2018年の研究では、びわの葉抽出物がインスリンのような作用を示し、2型糖尿病モデルマウスの血糖値を低下させることが報告されています。
4. 抗炎症作用
びわの葉や果実に含まれる様々な生理活性物質(特にトリテルペノイド類)には、抗炎症作用があることが研究で示されています。びわの葉エキスは伝統的に咳や喉の痛みの緩和にも用いられてきました。
最近の研究では、びわの葉エキスが炎症性サイトカインの産生を抑制することで、炎症反応を軽減する可能性が示唆されています。
5. 肝機能サポート
びわの葉エキスには肝臓を保護する効果があることが、いくつかの動物実験で示されています。特に、肝臓の解毒作用をサポートし、アルコールや薬物による肝障害を軽減する可能性があります。
2019年の研究では、びわの葉に含まれるウルソール酸やオレアノール酸などのトリテルペノイドが、肝細胞保護作用を持つことが報告されています。
6. 美肌効果
びわに含まれるビタミンC、ビタミンE、β-カロテンなどの抗酸化成分は、皮膚の健康維持にも役立ちます。
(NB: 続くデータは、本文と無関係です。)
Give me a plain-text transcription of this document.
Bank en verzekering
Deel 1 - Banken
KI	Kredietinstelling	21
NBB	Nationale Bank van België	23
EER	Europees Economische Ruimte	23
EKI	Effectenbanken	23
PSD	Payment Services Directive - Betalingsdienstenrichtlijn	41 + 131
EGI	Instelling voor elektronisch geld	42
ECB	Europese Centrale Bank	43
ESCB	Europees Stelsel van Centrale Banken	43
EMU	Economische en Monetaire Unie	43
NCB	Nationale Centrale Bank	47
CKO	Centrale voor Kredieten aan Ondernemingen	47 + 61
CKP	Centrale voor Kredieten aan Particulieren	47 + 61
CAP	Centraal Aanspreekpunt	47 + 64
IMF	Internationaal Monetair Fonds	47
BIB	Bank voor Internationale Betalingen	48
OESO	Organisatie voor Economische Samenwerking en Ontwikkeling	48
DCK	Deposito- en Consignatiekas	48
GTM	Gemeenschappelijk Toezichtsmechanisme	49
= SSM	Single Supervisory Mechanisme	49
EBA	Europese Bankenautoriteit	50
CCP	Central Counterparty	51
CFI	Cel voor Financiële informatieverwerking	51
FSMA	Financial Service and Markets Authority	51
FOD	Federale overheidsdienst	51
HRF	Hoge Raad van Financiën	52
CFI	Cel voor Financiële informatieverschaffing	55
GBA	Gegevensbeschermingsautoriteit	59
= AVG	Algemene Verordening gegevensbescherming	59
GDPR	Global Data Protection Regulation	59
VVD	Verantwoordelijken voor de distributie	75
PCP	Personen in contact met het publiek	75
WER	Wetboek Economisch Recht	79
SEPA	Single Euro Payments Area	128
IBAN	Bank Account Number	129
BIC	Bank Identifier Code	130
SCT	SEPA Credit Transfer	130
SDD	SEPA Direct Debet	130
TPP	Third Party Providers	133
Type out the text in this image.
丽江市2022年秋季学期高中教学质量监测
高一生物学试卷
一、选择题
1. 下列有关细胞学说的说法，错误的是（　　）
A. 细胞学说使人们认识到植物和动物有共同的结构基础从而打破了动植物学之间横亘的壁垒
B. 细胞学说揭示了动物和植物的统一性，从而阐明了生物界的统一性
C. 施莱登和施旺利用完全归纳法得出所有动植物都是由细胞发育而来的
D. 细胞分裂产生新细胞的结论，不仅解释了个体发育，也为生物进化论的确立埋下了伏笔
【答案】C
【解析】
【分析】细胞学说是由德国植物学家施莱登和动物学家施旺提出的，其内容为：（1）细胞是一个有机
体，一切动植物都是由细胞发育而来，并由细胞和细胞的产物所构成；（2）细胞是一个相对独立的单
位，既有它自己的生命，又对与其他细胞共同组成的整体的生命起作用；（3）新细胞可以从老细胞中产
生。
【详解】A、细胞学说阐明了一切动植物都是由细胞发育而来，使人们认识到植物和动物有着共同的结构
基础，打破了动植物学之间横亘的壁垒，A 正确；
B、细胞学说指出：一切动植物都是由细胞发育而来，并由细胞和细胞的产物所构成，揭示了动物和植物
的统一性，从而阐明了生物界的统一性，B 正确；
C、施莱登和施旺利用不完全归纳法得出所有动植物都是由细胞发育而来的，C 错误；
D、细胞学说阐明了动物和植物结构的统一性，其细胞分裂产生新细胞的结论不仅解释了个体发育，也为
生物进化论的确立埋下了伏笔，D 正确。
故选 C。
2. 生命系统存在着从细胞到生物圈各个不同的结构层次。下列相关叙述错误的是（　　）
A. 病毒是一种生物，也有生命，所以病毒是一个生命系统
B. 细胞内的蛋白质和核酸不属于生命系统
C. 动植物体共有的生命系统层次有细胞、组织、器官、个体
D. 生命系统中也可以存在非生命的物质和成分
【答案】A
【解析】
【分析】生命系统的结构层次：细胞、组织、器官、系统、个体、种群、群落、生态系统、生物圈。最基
特にビタミンCはコラーゲンの生成を促進し、肌の弾力性を保つのに重要な役割を果たします。
また、びわの種子から抽出されるオイルは、美容オイルとしても利用されており、保湿効果や肌の炎症を抑える効果があるとされています。
7. 免疫力向上
びわに含まれるビタミンC、ポリフェノール類、β-カロテンなどは、免疫系の機能を正常に保つために重要な役割を果たします。特にビタミンCは白血球の機能を高め、体の防御システムをサポートします。
研究によれば、びわ葉エキスには免疫調整作用があり、免疫細胞の活性を適切に調整する可能性が示唆されています。
びわの摂取方法と注意点
効果的な摂取方法
びわは生で食べるのが最も栄養を損なわずに摂取できる方法です。皮をむいて種を除き、果肉を楽しみましょう。その他、以下のような摂取方法もあります。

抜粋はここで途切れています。